Танкист убежал, и Бандура, сообразив, что его маячение тут совсем ни к чему, попятился в кусты. А лейтенант все осматривал вымя, удивляясь тому, что оно такое большое, гладкое, исполосованное венами, словно руки у наработавшегося человека. Дотронулся до него пальцем, почувствовал телесное, мягкое и покраснел. И обругал себя за свое непонятное ему самому поведение. Повернул голову к Марысе, собираясь сказать что-нибудь и тем самым сбросить с себя нерешительность, но будто разом перезабыл все слова. Никогда с ним такого не было, да и не знал он, что такое может быть.
— Нельзя вам… — наконец выговорил Меренков.
— Почему нельзя? — живо обернулась к нему Марыся, и Меренков впервые близко увидел ее глаза, темные, влажные от вдруг набежавших слез.
— Нельзя, — повторил он. Хотел сказать, что ее присутствие мгшает ему быть командиром, смелым и инициативным, каким он был еще вчера, что бой, решение о котором принял он сам, единолично, требует его полной готовности. Ему лишь хотелось выразить все то, что он чувствовал, что так внезапно навалилось сладким, непонятным, обезволивающим удушьем.
Но Марыся поняла иначе:
— А командир сказал, что мне можно остаться.
— Какой командир?!
— Тот, у которого воротник оторван.
— А, Гаврилов, — засмеялся Меренков.
В этот миг зашумели кусты, и он отдернул руку, встал. Кесарев брякнул перед Марысей ведро и застыл балбес балбесом, не понимая, что лишний он тут.
— Неси сколько надоится, — сказал ему лейтенант и пошел к высоте.

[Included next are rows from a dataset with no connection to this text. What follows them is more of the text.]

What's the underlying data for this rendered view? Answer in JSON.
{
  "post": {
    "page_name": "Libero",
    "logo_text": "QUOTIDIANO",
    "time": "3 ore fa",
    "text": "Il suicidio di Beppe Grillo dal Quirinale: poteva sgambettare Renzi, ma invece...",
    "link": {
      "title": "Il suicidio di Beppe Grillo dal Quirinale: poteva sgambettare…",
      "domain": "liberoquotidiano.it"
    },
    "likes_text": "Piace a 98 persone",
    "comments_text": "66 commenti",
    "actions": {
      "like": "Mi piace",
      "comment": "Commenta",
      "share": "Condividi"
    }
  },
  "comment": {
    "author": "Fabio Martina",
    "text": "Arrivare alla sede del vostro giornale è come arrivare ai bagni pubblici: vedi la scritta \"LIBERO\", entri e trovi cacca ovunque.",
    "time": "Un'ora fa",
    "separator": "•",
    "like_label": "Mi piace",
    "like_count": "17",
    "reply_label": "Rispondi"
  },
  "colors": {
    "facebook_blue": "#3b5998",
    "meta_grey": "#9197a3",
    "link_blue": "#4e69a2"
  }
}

Что-то сломалось в душе его. То был скован и угрюм, а теперь напала непонятная веселость, желание мчаться куда-то, что-то делать. Будто бой, задуманный им, уже позади, и все получилось как нельзя лучше. Крикнул Гридину, чтобы собрал все, что найдется съестного, побежал к кустам, отыскал сержанта Гаврилоза, копавшего большой, принесенной из села лопатой свою личную ячейку. Длинный черенок мешал выбрасывать землю, и потому ячейка у Гаврилова получалась широкая, как пулеметный окоп.
— На двоих, что ли, копаешь? — пошутил лейтенант.
— Ага, — не отрываясь от работы, серьезно ответил Гаврилов. — Марыську рядом посажу, чтобы не бегала под пулями, когда припечет.
И сразу вся веселость у лейтенанта пропала. Понимал, что сержант шутит, но взять себя в руки не мог. Будто поселился в нем какой-то взбалмошный командир, распоряжался его настроением как вздумается.
— Там молока надоили, — сказал сердито. И, не объясняя больше ничего, пошел к танку, почти не видному за зеленым бруствером да за ветками, завалившими башню.
Весь отряд, за исключением наблюдателя Гридина, расселся на кромках окопа, на скосе аппарели. Сухарей набралось в достатке, нашлись и консервы, и еще кое-какой продукт, вплоть до полуплитки шоколада «Золотой ярлык», которую целиком отдали Марысе. Девушку угощали все, но она ни у кого ничего, кроме шоколада, не взяла, стояла, опершись спиной о холодную броню, смотрела, как они жадно и торопливо едят, и жалела, что ничего не захватила с собой, когда уходила из села. И прикидывала, что и где надо будет взять, когда придется идти в село за едой. В том, что это придется сделать очень скоро, может, даже сегодня, она не сомневалась: едят, видно, что последнее, проголодаются, о завтра подумают. И эта мысль делала близким происходящее, не давала ощутить всю невозвратность ухода из дома.